Jeder fängt klein an, auch unser Weinkolumnist Michael Weier. Mit 220 Reben und einem Pachtvertrag über 15 Jahre legt er als Hobbywengerter los – und sucht sich gleich spannende Vorbilder. Zum Beispiel Katie Jones, eine Engländerin, die in Südfrankreich ein Weingut gegründet hat.

Stuttgart - Da ich es selbst immer noch nicht glauben kann, hier noch mal eine Zusammenfassung: Ich bin Winzer, und zwar Mitglied Nummer 452 beim Collegium Wirtemberg! Mein Weinberg ist gerodet, ausgemessen, gelöchert und wieder bepflanzt. Wir haben die Reben gelegt (so lautet der korrekte Begriff, nicht gepflanzt!), dazwischen gesät und nun Stroh ausgestreut, damit das Wasser, das uns in den kommenden Wochen konstant und reichlich aus dem Himmel zukommen wird, nicht so schnell verdunstet. Kurz: Alles ist bereitet, Mitglied Nummer 452 wartet, wie ein werdender Vater, dass die Reben bald zu wachsen beginnen. Und möglichst wenige Ausfälle zu beklagen sind.

 

Der Termin fürs Fest steht, mehr Vorbereitung für den herausragendsten Chardonnay im Land (die Welt erobern wir dann ein paar Jahre später) geht nicht. Oder doch? Augen auf, schauen, was die anderen machen! Kürzlich war ich im Restaurant 5 bei einer kleinen Weinprobe mit Katie Jones, einer Winzerin aus Südfrankreich. Und zwar deshalb, weil ich Parallelen entdeckt habe. Vor 20 Jahren (die Flaschenpost existiert fast genauso lange) zog die Engländerin nach Südfrankreich – und stieg bei der Genossenschaft (nächste Parallele!) am Ort ins Weingeschäft ein. Kurz darauf sah sie einen wunderbaren Weinberg in idyllischer Lage – und 2009 tauschte sie das Jackett der Marketingleiterin gegen die Latzhose der Winzerin.
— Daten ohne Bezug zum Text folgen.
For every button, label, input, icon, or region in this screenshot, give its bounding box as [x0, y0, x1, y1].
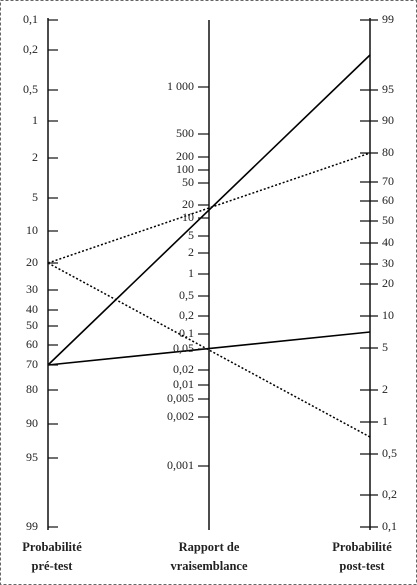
- tick-label: 20: [182, 197, 194, 211]
- tick-label: 70: [382, 174, 394, 188]
- axis-label: Rapport de: [179, 540, 240, 554]
- axis-label: Probabilité: [22, 540, 82, 554]
- tick-label: 80: [26, 382, 38, 396]
- tick-label: 100: [176, 162, 194, 176]
- tick-label: 0,005: [167, 391, 194, 405]
- line-solid-high: [47, 54, 371, 366]
- line-dotted-low: [47, 262, 371, 438]
- tick-label: 95: [26, 450, 38, 464]
- tick-label: 95: [382, 82, 394, 96]
- tick-label: 0,1: [179, 326, 194, 340]
- tick-label: 50: [182, 175, 194, 189]
- axis-label: vraisemblance: [170, 559, 248, 573]
- tick-label: 2: [32, 150, 38, 164]
- tick-label: 0,05: [173, 341, 194, 355]
- axis-label: Probabilité: [332, 540, 392, 554]
- axis-label: pré-test: [32, 559, 74, 573]
- tick-label: 90: [26, 416, 38, 430]
- tick-label: 0,001: [167, 458, 194, 472]
- tick-label: 10: [26, 223, 38, 237]
- tick-label: 60: [382, 193, 394, 207]
- tick-label: 99: [26, 519, 38, 533]
- tick-label: 40: [26, 302, 38, 316]
- tick-label: 0,1: [382, 519, 397, 533]
- tick-label: 2: [382, 382, 388, 396]
- tick-label: 10: [182, 210, 194, 224]
- tick-label: 0,5: [179, 288, 194, 302]
- tick-label: 20: [382, 276, 394, 290]
- tick-label: 5: [382, 340, 388, 354]
- tick-label: 50: [382, 213, 394, 227]
- tick-label: 0,2: [23, 42, 38, 56]
- tick-label: 80: [382, 145, 394, 159]
- line-dotted-high: [47, 152, 371, 264]
- tick-label: 60: [26, 337, 38, 351]
- tick-label: 1 000: [167, 79, 194, 93]
- tick-label: 1: [32, 113, 38, 127]
- tick-label: 0,2: [382, 487, 397, 501]
- tick-label: 0,02: [173, 362, 194, 376]
- tick-label: 70: [26, 357, 38, 371]
- axis-label: post-test: [339, 559, 385, 573]
- tick-label: 5: [188, 228, 194, 242]
- tick-label: 2: [188, 245, 194, 259]
- tick-label: 20: [26, 255, 38, 269]
- tick-label: 0,01: [173, 377, 194, 391]
- tick-label: 5: [32, 190, 38, 204]
- tick-label: 0,1: [23, 12, 38, 26]
- tick-label: 50: [26, 318, 38, 332]
- tick-label: 1: [382, 414, 388, 428]
- tick-label: 30: [382, 256, 394, 270]
- tick-label: 0,5: [382, 446, 397, 460]
- tick-label: 90: [382, 113, 394, 127]
- tick-label: 0,2: [179, 308, 194, 322]
- tick-label: 30: [26, 282, 38, 296]
- tick-label: 10: [382, 308, 394, 322]
- tick-label: 200: [176, 149, 194, 163]
- tick-label: 500: [176, 126, 194, 140]
- tick-label: 0,002: [167, 409, 194, 423]
- tick-label: 99: [382, 12, 394, 26]
- tick-label: 40: [382, 235, 394, 249]
- tick-label: 1: [188, 266, 194, 280]
- tick-label: 0,5: [23, 82, 38, 96]
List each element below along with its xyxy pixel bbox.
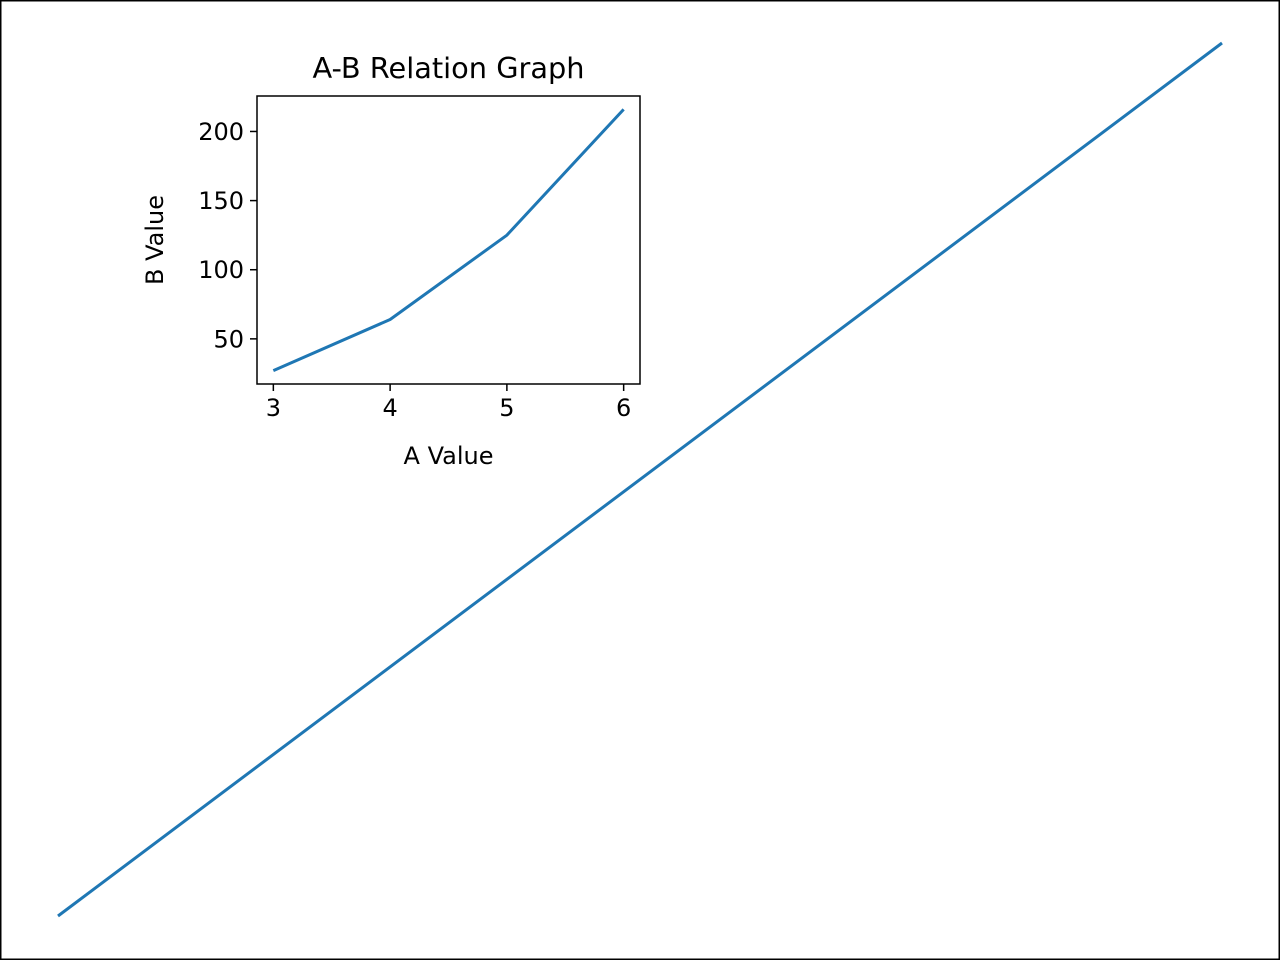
- inset-y-axis-title: B Value: [141, 195, 169, 285]
- x-tick-label: 3: [266, 394, 281, 422]
- y-tick-label: 50: [213, 325, 244, 353]
- main-series-line: [57, 41, 1223, 918]
- x-tick-label: 5: [499, 394, 514, 422]
- inset-x-axis-title: A Value: [404, 442, 494, 470]
- x-tick-label: 6: [616, 394, 631, 422]
- inset-chart: 3 4 5 6 50 100 150 200 A-B Relation Graph A Va…: [141, 51, 641, 470]
- y-tick-label: 100: [198, 256, 244, 284]
- inset-x-axis: 3 4 5 6: [266, 384, 631, 422]
- x-tick-label: 4: [382, 394, 397, 422]
- inset-chart-title: A-B Relation Graph: [312, 51, 584, 85]
- main-plot: [57, 41, 1223, 918]
- y-tick-label: 150: [198, 187, 244, 215]
- inset-series-line: [272, 108, 625, 373]
- inset-frame: [256, 95, 641, 385]
- inset-plot-area: [257, 96, 640, 384]
- y-tick-label: 200: [198, 118, 244, 146]
- inset-y-axis: 50 100 150 200: [198, 118, 257, 353]
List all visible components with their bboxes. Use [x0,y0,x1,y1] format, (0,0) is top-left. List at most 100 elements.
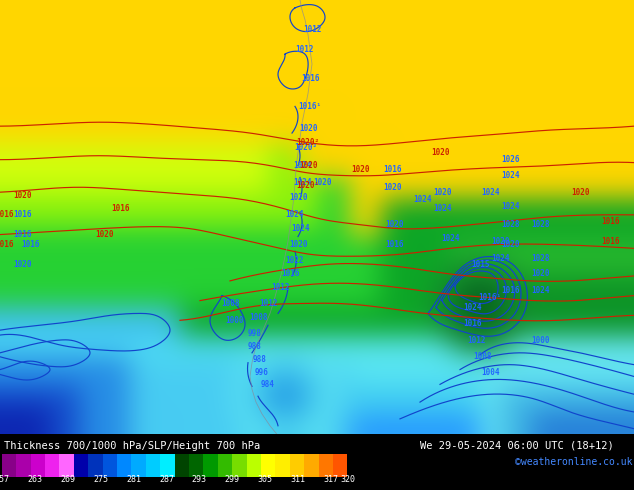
Bar [174,454,189,476]
Text: 1012: 1012 [271,283,289,293]
Text: 1012: 1012 [468,336,486,344]
Text: 1016: 1016 [601,237,619,246]
Text: 1020: 1020 [433,188,451,196]
Text: 1024: 1024 [413,195,431,203]
Bar [218,454,232,476]
Text: 299: 299 [225,475,240,484]
Text: 1024: 1024 [294,161,313,170]
Text: 1000: 1000 [531,336,549,344]
Text: 1016: 1016 [501,286,519,295]
Text: 1008: 1008 [249,313,268,322]
Text: 1020: 1020 [531,270,549,278]
Text: 1024: 1024 [441,234,459,243]
Bar [189,454,204,476]
Text: 1020¹: 1020¹ [297,181,320,190]
Bar [2,454,16,476]
Text: 320: 320 [340,475,355,484]
Text: 984: 984 [261,380,275,389]
Text: 1004: 1004 [481,368,499,377]
Text: 1020: 1020 [299,161,317,170]
Text: 1024: 1024 [501,202,519,212]
Text: 1020: 1020 [288,240,307,249]
Bar [304,454,319,476]
Text: 1028: 1028 [531,220,549,229]
Bar [103,454,117,476]
Text: 1008: 1008 [221,299,239,308]
Text: 1020: 1020 [571,188,589,196]
Bar [319,454,333,476]
Text: 1012: 1012 [295,45,314,54]
Text: 1020: 1020 [13,191,31,199]
Text: 1016¹: 1016¹ [299,102,321,111]
Text: 1020²: 1020² [297,138,320,147]
Text: 1028: 1028 [531,254,549,263]
Bar [261,454,275,476]
Text: 1016: 1016 [13,230,31,239]
Text: 1020: 1020 [288,193,307,201]
Bar [146,454,160,476]
Bar [30,454,45,476]
Text: 988: 988 [248,343,262,351]
Text: 1020²: 1020² [294,144,318,152]
Text: 1016: 1016 [463,319,481,328]
Text: 1016: 1016 [0,240,14,249]
Text: 1024: 1024 [531,286,549,295]
Text: 1016: 1016 [13,210,31,220]
Text: 1024: 1024 [501,171,519,180]
Bar [333,454,347,476]
Text: 998: 998 [248,329,262,338]
Text: 305: 305 [257,475,273,484]
Bar [131,454,146,476]
Bar [232,454,247,476]
Text: 1012: 1012 [304,25,322,34]
Text: 1026: 1026 [501,155,519,164]
Text: 1020: 1020 [501,240,519,249]
Text: ©weatheronline.co.uk: ©weatheronline.co.uk [515,457,633,467]
Text: 1016: 1016 [21,240,39,249]
Bar [88,454,103,476]
Text: 1015: 1015 [471,260,489,269]
Bar [74,454,88,476]
Bar [117,454,131,476]
Text: 1008: 1008 [473,352,491,361]
Text: Thickness 700/1000 hPa/SLP/Height 700 hPa: Thickness 700/1000 hPa/SLP/Height 700 hP… [4,441,260,451]
Bar [60,454,74,476]
Text: 1028: 1028 [501,220,519,229]
Text: 1016: 1016 [0,210,14,220]
Text: 1016: 1016 [383,165,401,174]
Text: 1024: 1024 [286,210,304,220]
Text: 1020: 1020 [13,260,31,269]
Text: We 29-05-2024 06:00 UTC (18+12): We 29-05-2024 06:00 UTC (18+12) [420,441,614,451]
Text: 1024: 1024 [463,303,481,312]
Text: 257: 257 [0,475,10,484]
Text: 1016: 1016 [281,270,299,278]
Text: 317: 317 [323,475,339,484]
Text: 1016¹: 1016¹ [479,293,501,302]
Text: 1000: 1000 [226,316,244,325]
Text: 1020: 1020 [313,178,331,187]
Bar [16,454,30,476]
Text: 1020: 1020 [299,123,317,133]
Text: 293: 293 [192,475,207,484]
Bar [290,454,304,476]
Text: 263: 263 [27,475,42,484]
Text: 269: 269 [60,475,75,484]
Text: 1016: 1016 [601,217,619,226]
Text: 1016: 1016 [301,74,320,83]
Text: 287: 287 [159,475,174,484]
Text: 275: 275 [93,475,108,484]
Text: 1016: 1016 [385,240,404,249]
Bar [160,454,174,476]
Text: 1024: 1024 [291,224,309,233]
Text: 281: 281 [126,475,141,484]
Text: 1020: 1020 [430,148,450,157]
Text: 1016: 1016 [111,204,129,214]
Text: 1020: 1020 [351,165,369,174]
Text: 996: 996 [255,368,269,377]
Text: 1024: 1024 [293,178,311,187]
Bar [275,454,290,476]
Text: 1020: 1020 [491,237,509,246]
Text: 988: 988 [253,355,267,364]
Text: 1022: 1022 [286,256,304,265]
Text: 1020: 1020 [96,230,114,239]
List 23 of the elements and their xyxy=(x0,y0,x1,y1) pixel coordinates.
Katie Jones erzählt solche Geschichten mit strahlenden Augen, da ist es folgerichtig, dass ihr Wein auch schmeckt. Nicht ganz so gut wie mein Chardonnay mal schmecken wird, klar, aber die Weine sind erstklassig. Weil mit Begeisterung gemacht. Der Unterschied: Sie hat einen Weinberg gesehen und macht seither Wein. Ich wollte Wein machen und bin zufällig über den wohl schönsten Weinberg der Welt gestolpert. Von den Hügeln ihrer sieben Hektar aus sieht man viel Landschaft. Ich sehe die Grabkapelle, den Fernsehturm, den Daimler, den Gaskessel – und, okay, derzeit nicht ganz so erfreulich, das Stadion unserer weiß-roten Helden.

Gut, ich gebe zu, das ist dick aufgetragen, meine 220 Reben mit einem Weingut zu vergleichen. Aber hier geht es ja um die Richtung! Und die stimmt. Gelernt habe ich im Übrigen auch was. Vor zwei Jahren wollte Frau Jones ihren Wein abfüllen, da stellte sie fest, dass jemand eingebrochen war. Der Wein war weg. Komplett. Zumindest liegt die Vermutung nahe, dass es ihr einer der Genossen krumm nahm, dass sie die Kooperative verlassen hatte und zur Konkurrentin geworden war. Hoch und heilig verspreche ich also: So etwas würde ich nie, nie, nie machen.